Within recent years, many modelling approaches — based on limited plastic observations in river systems — have been designed to calculate plastic export from rivers to oceans; however, these models have yielded wide ranges from about 6,000 metric tonnes to 2.75 million metric tonnes of annual plastic pollution. 

This large uncertainty is due to different assumptions about where the plastic ends up, generalizing different sizes or types of plastic fragments into uniform data, and limited high-quality source data to guide the parameters of the model. These limited models highlight the need for improved data collection methods, which Haney’s study accomplished. 

With the new insights from this recent study, Haney hopes to build a more accurate model of microplastic travel in Toronto. However, he emphasizes the importance of on-the-ground raw data collection, rather than the constant reliance on models. 
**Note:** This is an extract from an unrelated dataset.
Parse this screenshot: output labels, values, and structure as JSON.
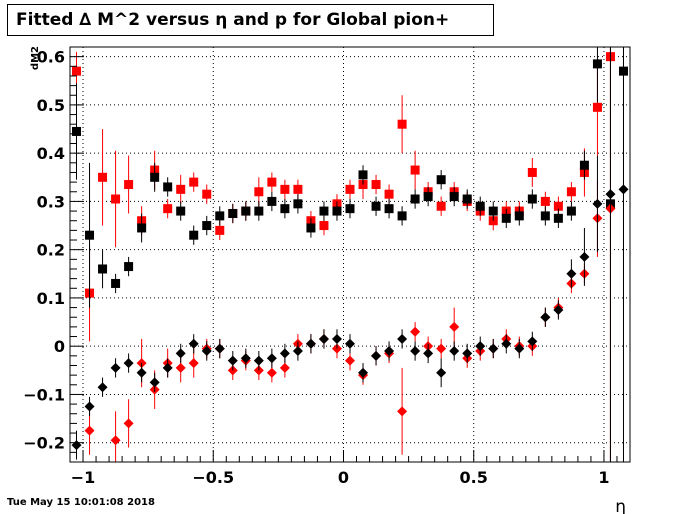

This study provided new insights into how Toronto contributes to plastic pollution as well as how the composition of these particles varies along regions of the Don River with storm flow changes. However, there are still a lot of unknowns to explore. 

What the study was not able to accomplish was seasonal sampling, especially focusing on how spring snow melt can affect the export of these emissions into reservoirs. Furthermore, its strong focus on the Don River is a great starting point, but more data from other rivers with different population densities and urbanization scales can contribute to existing knowledge.  

The next steps of the study are to fully quantify and characterize the microplastics and macroplastics within the Don River watershed at baseflow and stormflow amongst different habitats. This model can then be used to predict the amount of plastic that is lost and retained in Lake Ontario over a year during those specific weather events. 

Ultimately, why does this all matter? As Haney explained, “Microplastics are found pretty much everywhere in the environment… they’re also associated with health effects, at least for organisms like fish, microbes, invertebrates, that type of stuff. So, there’s concern that maybe these particles could also affect us because we’re finding them in our bodies.” 

Plastics are also often coated with additives to help them resist environmental degeneration, such as from temperature, oil, or water. These additive coatings carry toxic compounds; for example, Bisphenol A (BPA), a substance often found in plastics, is estrogenic, meaning it can mimic the estrogen hormone in the body. 

Although more research needs to be done to understand the full extent of the effects of plastics on human health, studying how these particles can travel and interact with natural environments can help scientists gather crucial insights on where plastics travel to before and after contact with the human body.